The results from GSM-NoOp are revealing: all tested models experienced catastrophic performance drops, up to 65%, when these irrelevant details were introduced. Rather than disregarding non-essential information, models often incorporate it into their calculations. This behavior implies that LLMs interpret each detail as necessary, likely due to their training process, which emphasizes correlations over the logical structure of a problem. The heavy reliance on token-level pattern matching instead of formal reasoning leads models to erroneously integrate any mentioned detail into their solution process.

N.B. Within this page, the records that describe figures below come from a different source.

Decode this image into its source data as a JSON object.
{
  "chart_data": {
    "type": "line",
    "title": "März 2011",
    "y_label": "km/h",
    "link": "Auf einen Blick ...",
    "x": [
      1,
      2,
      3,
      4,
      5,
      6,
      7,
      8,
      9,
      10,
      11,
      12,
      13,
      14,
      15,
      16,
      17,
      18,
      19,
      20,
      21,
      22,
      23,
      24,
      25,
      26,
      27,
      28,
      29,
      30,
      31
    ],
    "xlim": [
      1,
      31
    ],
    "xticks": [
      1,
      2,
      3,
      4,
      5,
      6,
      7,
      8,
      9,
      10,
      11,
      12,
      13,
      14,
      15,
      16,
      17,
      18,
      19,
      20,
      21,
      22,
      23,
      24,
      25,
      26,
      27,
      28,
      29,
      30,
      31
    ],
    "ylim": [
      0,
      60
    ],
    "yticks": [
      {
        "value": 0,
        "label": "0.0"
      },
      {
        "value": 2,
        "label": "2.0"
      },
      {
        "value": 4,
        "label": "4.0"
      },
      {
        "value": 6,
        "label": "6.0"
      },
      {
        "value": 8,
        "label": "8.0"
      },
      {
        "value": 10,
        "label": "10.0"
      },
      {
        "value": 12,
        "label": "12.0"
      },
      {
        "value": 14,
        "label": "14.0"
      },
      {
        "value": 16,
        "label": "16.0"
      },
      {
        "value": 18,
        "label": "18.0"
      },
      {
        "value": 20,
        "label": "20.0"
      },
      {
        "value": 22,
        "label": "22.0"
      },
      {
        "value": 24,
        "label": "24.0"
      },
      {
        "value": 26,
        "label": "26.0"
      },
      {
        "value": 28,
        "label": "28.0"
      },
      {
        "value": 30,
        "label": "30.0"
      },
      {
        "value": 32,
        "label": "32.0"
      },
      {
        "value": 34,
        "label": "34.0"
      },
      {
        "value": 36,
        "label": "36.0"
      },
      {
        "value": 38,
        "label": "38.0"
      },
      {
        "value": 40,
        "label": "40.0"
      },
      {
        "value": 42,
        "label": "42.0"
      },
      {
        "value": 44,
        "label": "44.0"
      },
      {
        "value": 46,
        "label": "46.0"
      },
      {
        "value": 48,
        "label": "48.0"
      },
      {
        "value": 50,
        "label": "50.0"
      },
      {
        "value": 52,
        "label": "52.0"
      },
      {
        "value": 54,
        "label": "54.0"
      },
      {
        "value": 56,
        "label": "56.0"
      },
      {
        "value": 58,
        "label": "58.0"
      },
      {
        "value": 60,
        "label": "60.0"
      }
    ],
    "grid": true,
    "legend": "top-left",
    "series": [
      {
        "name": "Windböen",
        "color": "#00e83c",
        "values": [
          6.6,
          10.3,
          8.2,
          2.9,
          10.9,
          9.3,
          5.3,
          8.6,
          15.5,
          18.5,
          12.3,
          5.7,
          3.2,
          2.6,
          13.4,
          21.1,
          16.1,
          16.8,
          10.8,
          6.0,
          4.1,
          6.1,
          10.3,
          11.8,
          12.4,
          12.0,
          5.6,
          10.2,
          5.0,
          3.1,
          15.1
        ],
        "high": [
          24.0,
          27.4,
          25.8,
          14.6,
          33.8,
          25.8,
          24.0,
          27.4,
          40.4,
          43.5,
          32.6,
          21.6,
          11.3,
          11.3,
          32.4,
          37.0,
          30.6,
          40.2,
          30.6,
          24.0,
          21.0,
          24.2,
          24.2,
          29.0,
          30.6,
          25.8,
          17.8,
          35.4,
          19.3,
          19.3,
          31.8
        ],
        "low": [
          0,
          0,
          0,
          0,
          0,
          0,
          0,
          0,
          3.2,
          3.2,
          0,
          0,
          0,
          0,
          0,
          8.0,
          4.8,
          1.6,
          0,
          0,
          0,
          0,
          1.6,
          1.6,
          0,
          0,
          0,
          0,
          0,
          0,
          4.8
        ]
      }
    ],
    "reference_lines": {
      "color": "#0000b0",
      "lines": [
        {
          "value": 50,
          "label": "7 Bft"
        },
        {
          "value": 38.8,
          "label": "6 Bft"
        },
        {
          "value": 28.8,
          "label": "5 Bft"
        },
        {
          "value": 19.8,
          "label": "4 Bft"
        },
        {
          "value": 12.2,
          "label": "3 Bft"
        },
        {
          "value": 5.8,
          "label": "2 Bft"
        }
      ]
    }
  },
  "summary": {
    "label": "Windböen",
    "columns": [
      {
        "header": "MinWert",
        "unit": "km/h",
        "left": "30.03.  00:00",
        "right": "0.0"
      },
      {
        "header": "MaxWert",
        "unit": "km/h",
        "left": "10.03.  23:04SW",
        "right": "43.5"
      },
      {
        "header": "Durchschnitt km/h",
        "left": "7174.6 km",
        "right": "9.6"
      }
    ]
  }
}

To further probe this tendency, the authors designed two additional experiments:
NoOp-Symb: In this setup, models are primed with eight examples from GSM-Symbolic, each a variation of the same question but without irrelevant information. These examples guide the model through the logical steps needed to solve the problem. However, when presented with a test question containing No-Op details, models still struggled to ignore the irrelevant information, showing that priming them with relevant examples does not substantially improve performance. NoOp-NoOp: This variant presents the model with eight different questions from GSM-NoOp, each containing irrelevant No-Op information. Ideally, this should help the model generalize that certain types of details can be disregarded. Yet, results show that even with multiple examples, models continue to process extraneous information as relevant. These results reveal that current LLMs lack the capacity to perform nuanced information filtering, instead interpreting each token as essential. This finding is especially concerning for mathematical reasoning, where discerning relevant information is key to accurate problem-solving. The models’ failure in NoOp-Symb and NoOp-NoOp underscores the limitations of their “reasoning” abilities, highlighting the tendency to replicate training data patterns rather than grasp logical principles.
Conclusions
The study’s results emphasize the limitations of current LLMs in mathematical reasoning tasks. GSM-Symbolic reveals that these models are highly sensitive to input variations, dependent on pattern recognition rather than logical structuring. The findings suggest that without meaningful formal reasoning, LLMs may struggle in real-world applications requiring mathematical reasoning. Moving forward, the paper underscores the importance of developing new evaluation methods and more robust AI models capable of true logical reasoning.